I think Kass can legitimately mention that many of Berkshire's most profitable deals are unlikely to be repeated. Eight companies that Berkshire invested in 2009 received $133 billion in bailout money from the Fed. That's risk-free investing at its finest.

Buffett's $5 billion investment in Goldman Sachs (GS) in 2008 turned out to be hugely profitable. Buffett reached an agreement to exchange his warrants in Goldman for shares in the company, making Berkshire a $1.4 billion profit. Who does that? Who gets access to that kind of sweetheart deal? Not I.

In fact, as I recall, doesn't everybody who's in trouble come around for some Berkshire bailout cash? Solomon Brothers did in 1991. Buffett's $700 million investment in the firm magically turned into $1.7 billion a few years later when Solomon was sold to Travelers (TRV) for $9 billion. Offloading a bankrupt bond-trading firm for $9 billion is not too shabby. He almost did it with Long-Term Capital Management, too. Buffett gave them an hour to accept a lowball offer. They didn't take the bait and Wall Street ended up rescuing Long Term Capital.

But if you really want to short the stock, why not ask Buffett why his insurance companies are more profitable than any other insurance company. Berkshire's insurance operations seem to be very lucky to me. Last year was the 10th consecutive year of profitable underwriting. Buffett likes to point out that State Farm Insurance had an underwriting loss for eight of the last 11 years. Buffett will tell you it's because Berkshire's insurance operations are run by smart people, but come on. In the 2012 annual report, Buffett writes that Berkshire's Reinsurance Group's CEO Ajit Jain has exposed Berkshire to less risk than the industry, but manages to have $35 billion of float left over. (Float is insurance lingo for money left over after claims are paid.) How can the company operate at the scale it does, take less risk than the average insurance company and dish out incredible profits?
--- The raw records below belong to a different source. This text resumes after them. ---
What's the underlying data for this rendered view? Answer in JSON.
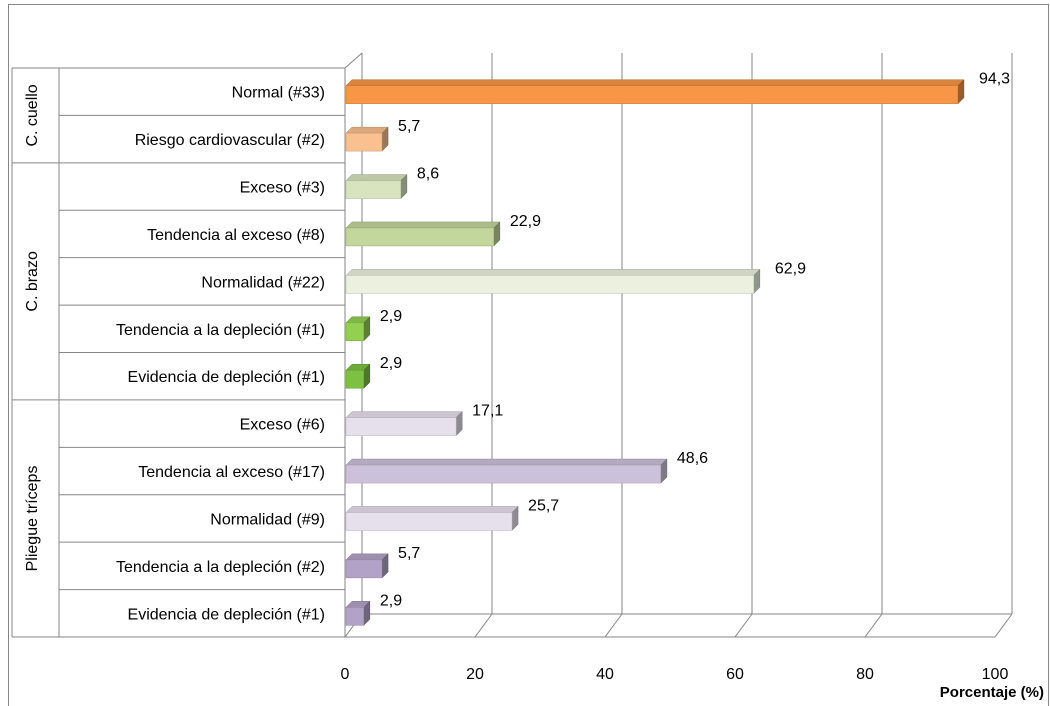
{
  "chart_data": {
    "type": "bar",
    "orientation": "horizontal",
    "title": "",
    "xlabel": "Porcentaje (%)",
    "ylabel": "",
    "xlim": [
      0,
      100
    ],
    "x_ticks": [
      "0",
      "20",
      "40",
      "60",
      "80",
      "100"
    ],
    "grid": "vertical",
    "groups": [
      {
        "label": "C. cuello",
        "categories": [
          {
            "label": "Normal (#33)",
            "value": 94.3,
            "value_label": "94,3",
            "color": "#f79646"
          },
          {
            "label": "Riesgo cardiovascular (#2)",
            "value": 5.7,
            "value_label": "5,7",
            "color": "#fac08f"
          }
        ]
      },
      {
        "label": "C. brazo",
        "categories": [
          {
            "label": "Exceso (#3)",
            "value": 8.6,
            "value_label": "8,6",
            "color": "#d7e4bd"
          },
          {
            "label": "Tendencia al exceso (#8)",
            "value": 22.9,
            "value_label": "22,9",
            "color": "#c3d69b"
          },
          {
            "label": "Normalidad (#22)",
            "value": 62.9,
            "value_label": "62,9",
            "color": "#ebf1de"
          },
          {
            "label": "Tendencia a la depleción (#1)",
            "value": 2.9,
            "value_label": "2,9",
            "color": "#92d050"
          },
          {
            "label": "Evidencia de depleción (#1)",
            "value": 2.9,
            "value_label": "2,9",
            "color": "#7cc142"
          }
        ]
      },
      {
        "label": "Pliegue tríceps",
        "categories": [
          {
            "label": "Exceso (#6)",
            "value": 17.1,
            "value_label": "17,1",
            "color": "#e6e0ec"
          },
          {
            "label": "Tendencia al exceso (#17)",
            "value": 48.6,
            "value_label": "48,6",
            "color": "#ccc1da"
          },
          {
            "label": "Normalidad (#9)",
            "value": 25.7,
            "value_label": "25,7",
            "color": "#e6e0ec"
          },
          {
            "label": "Tendencia a la depleción (#2)",
            "value": 5.7,
            "value_label": "5,7",
            "color": "#b3a2c7"
          },
          {
            "label": "Evidencia de depleción (#1)",
            "value": 2.9,
            "value_label": "2,9",
            "color": "#b3a2c7"
          }
        ]
      }
    ]
  }
}
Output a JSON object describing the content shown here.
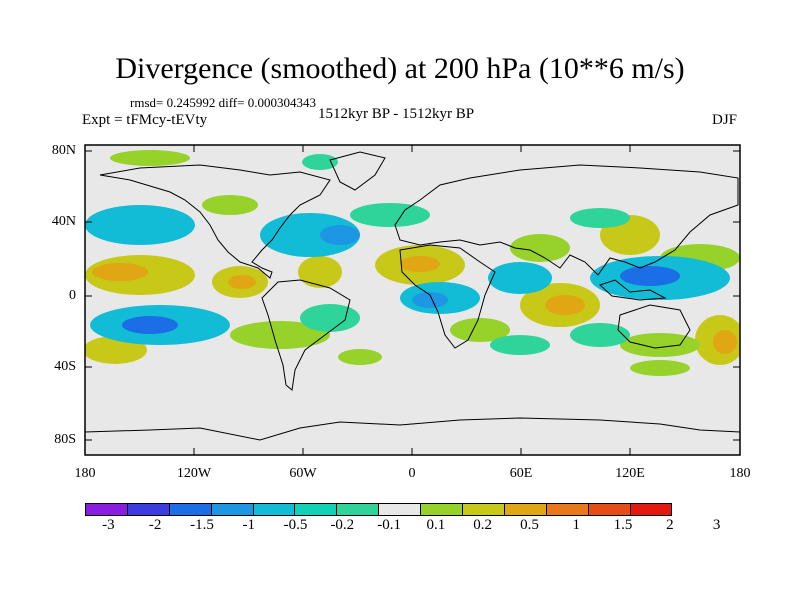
{
  "title": "Divergence (smoothed) at 200 hPa (10**6 m/s)",
  "stats": "rmsd= 0.245992 diff= 0.000304343",
  "experiment": "Expt = tFMcy-tEVty",
  "period": "1512kyr BP - 1512kyr BP",
  "season": "DJF",
  "axes": {
    "y_ticks": [
      "80N",
      "40N",
      "0",
      "40S",
      "80S"
    ],
    "x_ticks": [
      "180",
      "120W",
      "60W",
      "0",
      "60E",
      "120E",
      "180"
    ]
  },
  "colorbar": {
    "labels": [
      "-3",
      "-2",
      "-1.5",
      "-1",
      "-0.5",
      "-0.2",
      "-0.1",
      "0.1",
      "0.2",
      "0.5",
      "1",
      "1.5",
      "2",
      "3"
    ],
    "colors": [
      "#8a1ee0",
      "#3c3ce0",
      "#1c6ee6",
      "#1d96e4",
      "#12bcd6",
      "#10d2b6",
      "#2ed49a",
      "#e8e8e8",
      "#96d22a",
      "#c8c818",
      "#e0a614",
      "#e8781a",
      "#e84c16",
      "#e41a10"
    ]
  },
  "field_colors": {
    "background": "#e8e8e8",
    "neg_weak": "#2ed49a",
    "neg_mid": "#12bcd6",
    "neg_strong": "#1d96e4",
    "neg_max": "#1c6ee6",
    "pos_weak": "#96d22a",
    "pos_mid": "#c8c818",
    "pos_strong": "#e0a614"
  }
}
GEICO experienced its single greatest loss in the history of the company when Hurricane Sandy claimed over 46,000 cars. Sandy was three times more costly than Hurricane Katrina, yet GEICO managed an underwriting profit of $680 million. And GEICO's profit would have been even larger if it wasn't for an accounting change that cost the company another $410 million. How's that? In the last three years, Berkshire's insurance revenue is up 17%. Finance and financial product revenue did even better. That category is up 19%. I wasn't aware the insurance business was a growth business.

I'm no expert on insurance accounting, but why doesn't anybody wonder about these things? Maybe Doug will ask. While I'm interested in Doug's short thesis on Berkshire, I admit I'm even interested in his Kentucky Derby picks.